Thus you have the story. If I come short in any circumstance, I beg
pardon of those that can correct me. It is three or four and twenty
years since I saw the book: yet I have, as far as my memory will
admit, given you the relation of the matter. However Luke, as you
see, doth here present you with the substance of the whole.

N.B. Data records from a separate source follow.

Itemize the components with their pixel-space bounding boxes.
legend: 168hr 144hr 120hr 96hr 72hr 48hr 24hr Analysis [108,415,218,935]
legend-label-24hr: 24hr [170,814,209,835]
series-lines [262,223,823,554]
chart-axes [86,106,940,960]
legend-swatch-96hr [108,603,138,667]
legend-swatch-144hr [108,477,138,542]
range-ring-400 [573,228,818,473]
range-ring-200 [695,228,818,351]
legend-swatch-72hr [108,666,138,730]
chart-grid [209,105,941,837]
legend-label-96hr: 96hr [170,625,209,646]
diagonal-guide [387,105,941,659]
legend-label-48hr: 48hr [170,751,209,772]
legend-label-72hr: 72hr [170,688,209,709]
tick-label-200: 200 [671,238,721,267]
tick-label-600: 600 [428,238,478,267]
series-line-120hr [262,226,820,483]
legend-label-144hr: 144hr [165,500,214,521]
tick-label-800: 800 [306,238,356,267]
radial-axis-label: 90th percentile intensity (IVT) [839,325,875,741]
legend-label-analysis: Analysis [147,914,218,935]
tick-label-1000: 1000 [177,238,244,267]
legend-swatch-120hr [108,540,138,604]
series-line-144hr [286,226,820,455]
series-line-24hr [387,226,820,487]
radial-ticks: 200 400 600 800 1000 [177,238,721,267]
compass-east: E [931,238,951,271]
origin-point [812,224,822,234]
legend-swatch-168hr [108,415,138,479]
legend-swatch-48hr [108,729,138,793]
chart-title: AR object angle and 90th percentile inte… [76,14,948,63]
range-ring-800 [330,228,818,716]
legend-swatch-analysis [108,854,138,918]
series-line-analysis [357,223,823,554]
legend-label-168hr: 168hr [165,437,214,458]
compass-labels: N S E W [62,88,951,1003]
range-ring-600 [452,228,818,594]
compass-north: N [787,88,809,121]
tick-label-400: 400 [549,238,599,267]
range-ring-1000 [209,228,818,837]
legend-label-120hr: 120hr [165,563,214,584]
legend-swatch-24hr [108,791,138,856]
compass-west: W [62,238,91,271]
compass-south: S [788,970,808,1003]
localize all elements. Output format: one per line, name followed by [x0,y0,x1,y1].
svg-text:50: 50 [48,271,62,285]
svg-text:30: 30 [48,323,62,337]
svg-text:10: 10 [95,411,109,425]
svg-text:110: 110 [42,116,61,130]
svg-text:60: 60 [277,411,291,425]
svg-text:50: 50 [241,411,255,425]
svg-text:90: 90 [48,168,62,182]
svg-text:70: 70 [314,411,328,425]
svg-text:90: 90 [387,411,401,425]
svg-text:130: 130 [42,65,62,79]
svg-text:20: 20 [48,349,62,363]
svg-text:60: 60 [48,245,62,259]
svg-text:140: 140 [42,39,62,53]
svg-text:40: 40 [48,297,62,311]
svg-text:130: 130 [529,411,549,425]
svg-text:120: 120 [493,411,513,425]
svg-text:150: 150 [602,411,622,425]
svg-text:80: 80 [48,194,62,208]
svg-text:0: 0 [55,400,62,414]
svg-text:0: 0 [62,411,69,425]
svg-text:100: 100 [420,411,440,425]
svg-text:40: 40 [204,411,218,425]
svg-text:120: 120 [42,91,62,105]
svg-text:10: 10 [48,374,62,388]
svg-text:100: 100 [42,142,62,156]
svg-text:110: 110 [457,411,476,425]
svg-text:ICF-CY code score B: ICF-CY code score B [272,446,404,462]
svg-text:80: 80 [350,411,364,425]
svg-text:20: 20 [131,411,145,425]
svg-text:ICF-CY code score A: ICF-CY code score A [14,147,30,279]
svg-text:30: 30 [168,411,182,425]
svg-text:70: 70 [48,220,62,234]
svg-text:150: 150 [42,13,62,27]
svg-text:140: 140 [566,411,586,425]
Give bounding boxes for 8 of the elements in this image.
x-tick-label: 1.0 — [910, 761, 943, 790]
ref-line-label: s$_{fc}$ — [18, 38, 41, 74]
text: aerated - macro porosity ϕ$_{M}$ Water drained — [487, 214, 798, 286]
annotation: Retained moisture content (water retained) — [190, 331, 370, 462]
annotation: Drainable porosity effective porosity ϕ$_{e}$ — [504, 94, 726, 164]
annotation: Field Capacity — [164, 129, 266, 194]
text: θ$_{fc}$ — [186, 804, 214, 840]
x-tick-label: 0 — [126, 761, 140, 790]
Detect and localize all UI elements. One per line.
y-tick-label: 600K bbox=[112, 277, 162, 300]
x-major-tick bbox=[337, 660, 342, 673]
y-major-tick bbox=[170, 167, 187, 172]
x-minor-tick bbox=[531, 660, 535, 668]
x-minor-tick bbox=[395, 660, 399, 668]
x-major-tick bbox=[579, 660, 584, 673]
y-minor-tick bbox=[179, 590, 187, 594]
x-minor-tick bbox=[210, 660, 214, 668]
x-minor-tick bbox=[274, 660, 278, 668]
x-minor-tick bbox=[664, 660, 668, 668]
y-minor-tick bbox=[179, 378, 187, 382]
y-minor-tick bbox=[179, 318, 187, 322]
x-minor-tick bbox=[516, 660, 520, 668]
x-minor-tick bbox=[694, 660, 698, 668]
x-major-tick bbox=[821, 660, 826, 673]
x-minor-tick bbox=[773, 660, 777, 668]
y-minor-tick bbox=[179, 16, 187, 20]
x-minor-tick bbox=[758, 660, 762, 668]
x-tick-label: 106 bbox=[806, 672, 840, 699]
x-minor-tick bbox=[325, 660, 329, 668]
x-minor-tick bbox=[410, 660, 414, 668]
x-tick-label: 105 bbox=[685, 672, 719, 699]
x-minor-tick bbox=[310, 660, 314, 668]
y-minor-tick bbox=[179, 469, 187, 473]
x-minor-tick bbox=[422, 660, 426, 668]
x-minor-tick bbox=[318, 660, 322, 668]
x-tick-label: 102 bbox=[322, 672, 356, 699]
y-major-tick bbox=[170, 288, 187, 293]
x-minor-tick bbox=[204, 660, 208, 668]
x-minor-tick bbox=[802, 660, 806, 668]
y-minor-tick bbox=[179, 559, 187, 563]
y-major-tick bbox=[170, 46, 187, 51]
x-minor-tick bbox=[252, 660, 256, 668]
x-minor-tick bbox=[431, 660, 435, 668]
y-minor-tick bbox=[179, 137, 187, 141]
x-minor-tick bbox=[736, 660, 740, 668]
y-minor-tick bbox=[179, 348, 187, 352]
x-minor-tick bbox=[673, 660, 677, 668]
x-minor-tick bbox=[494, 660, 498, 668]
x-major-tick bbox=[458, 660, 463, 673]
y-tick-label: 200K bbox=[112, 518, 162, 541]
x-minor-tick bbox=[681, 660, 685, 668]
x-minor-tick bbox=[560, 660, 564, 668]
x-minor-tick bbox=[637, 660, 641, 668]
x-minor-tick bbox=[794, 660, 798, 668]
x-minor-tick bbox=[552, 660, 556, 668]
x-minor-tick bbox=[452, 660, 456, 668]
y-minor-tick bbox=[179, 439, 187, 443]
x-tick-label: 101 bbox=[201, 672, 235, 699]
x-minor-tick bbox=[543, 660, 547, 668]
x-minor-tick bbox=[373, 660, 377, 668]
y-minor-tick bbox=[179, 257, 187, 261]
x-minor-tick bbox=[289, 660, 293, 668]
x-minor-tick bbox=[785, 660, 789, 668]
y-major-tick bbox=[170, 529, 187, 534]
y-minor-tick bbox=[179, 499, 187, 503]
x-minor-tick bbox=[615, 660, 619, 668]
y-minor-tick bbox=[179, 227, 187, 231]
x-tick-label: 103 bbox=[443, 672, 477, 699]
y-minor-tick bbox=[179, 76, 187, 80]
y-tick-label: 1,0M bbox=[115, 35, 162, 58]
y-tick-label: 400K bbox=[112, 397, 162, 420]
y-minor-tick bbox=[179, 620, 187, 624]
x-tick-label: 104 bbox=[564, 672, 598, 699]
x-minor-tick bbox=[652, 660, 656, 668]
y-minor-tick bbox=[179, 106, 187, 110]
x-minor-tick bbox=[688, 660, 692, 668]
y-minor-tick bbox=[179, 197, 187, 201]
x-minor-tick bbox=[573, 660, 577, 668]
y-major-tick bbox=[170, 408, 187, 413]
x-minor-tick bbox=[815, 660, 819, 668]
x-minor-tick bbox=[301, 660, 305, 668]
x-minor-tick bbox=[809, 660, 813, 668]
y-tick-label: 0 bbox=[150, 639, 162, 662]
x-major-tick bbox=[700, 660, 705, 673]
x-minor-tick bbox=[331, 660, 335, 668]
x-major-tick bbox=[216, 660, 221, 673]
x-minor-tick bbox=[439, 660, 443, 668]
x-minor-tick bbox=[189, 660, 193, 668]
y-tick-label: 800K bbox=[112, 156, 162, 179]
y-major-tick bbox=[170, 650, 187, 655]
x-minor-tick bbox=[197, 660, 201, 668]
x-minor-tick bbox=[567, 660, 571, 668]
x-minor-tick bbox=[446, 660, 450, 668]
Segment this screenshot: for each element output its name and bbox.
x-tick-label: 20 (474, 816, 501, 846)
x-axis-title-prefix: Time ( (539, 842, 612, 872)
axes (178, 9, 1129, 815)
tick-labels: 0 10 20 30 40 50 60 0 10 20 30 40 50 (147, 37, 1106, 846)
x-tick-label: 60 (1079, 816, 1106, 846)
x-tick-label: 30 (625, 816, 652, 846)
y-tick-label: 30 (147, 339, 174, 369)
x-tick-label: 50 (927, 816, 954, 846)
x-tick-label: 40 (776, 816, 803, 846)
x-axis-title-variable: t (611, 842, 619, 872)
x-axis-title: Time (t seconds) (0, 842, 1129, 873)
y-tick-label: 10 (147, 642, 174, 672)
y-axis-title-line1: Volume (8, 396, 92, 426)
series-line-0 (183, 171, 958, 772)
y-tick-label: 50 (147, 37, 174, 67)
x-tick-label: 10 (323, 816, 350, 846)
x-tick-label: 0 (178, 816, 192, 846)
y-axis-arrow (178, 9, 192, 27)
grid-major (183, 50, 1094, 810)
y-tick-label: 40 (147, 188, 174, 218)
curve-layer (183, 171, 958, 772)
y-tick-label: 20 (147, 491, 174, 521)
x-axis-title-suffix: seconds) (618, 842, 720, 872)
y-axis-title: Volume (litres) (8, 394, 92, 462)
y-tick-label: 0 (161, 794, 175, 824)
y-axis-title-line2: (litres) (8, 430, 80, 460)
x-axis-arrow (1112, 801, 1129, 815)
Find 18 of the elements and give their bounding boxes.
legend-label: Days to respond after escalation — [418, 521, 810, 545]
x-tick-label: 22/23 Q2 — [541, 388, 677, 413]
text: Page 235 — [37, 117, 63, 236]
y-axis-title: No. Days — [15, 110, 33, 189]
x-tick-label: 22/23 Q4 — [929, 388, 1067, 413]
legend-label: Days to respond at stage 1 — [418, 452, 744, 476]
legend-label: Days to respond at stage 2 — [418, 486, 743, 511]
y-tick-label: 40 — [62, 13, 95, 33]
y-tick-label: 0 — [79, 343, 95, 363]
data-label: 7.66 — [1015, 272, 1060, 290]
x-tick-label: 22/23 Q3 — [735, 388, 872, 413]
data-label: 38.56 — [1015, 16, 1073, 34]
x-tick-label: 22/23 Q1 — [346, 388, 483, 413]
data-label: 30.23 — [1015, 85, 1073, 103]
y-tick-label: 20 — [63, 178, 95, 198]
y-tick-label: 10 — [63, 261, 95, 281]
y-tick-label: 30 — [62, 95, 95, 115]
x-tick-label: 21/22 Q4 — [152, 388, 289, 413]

Alas! Christ Jesus has but little thanks for the saving of little
sinners. "To whom little is forgiven, the same loveth little." He
gets not water for his feet, by his saving of such sinners. There
are abundance of dry-eyed Christians in the world, and abundance of
dry-eyed duties too; duties that never were wetted with the tears of
contrition and repentance, nor ever sweetened with the great sinner's
box of ointment. And the reason is, such sinners have not great sins
to be saved from; or if they have, they look upon them in the
diminishing glass of the holy law of God. But I rather believe, that
the professors of our days want a due sense of what they are; for,
verily, for the generality of them, both before and since conversion,
they have been sinners of a lusty size. But if their eyes be holden,
if convictions are not shewn, if their knowledge of their sins is but
like to the eye-sight in twilight; the heart cannot be affected with
that grace that has laid hold on the man; and so Christ Jesus sows
much, and has little coming in.

Wherefore his way is ofttimes to step out of the way, to Jericho, to
Samaria, to the country of the Gadarenes, to the coasts of Tyre and
Sidon, and also to Mount Calvary, that he may lay hold of such kind
of sinners as will love him to his liking; Luke xix. 1-11; John iv.
3-11; Mark v. 1-21; Matt. xv. 21-29; Luke xxiii. 33-44.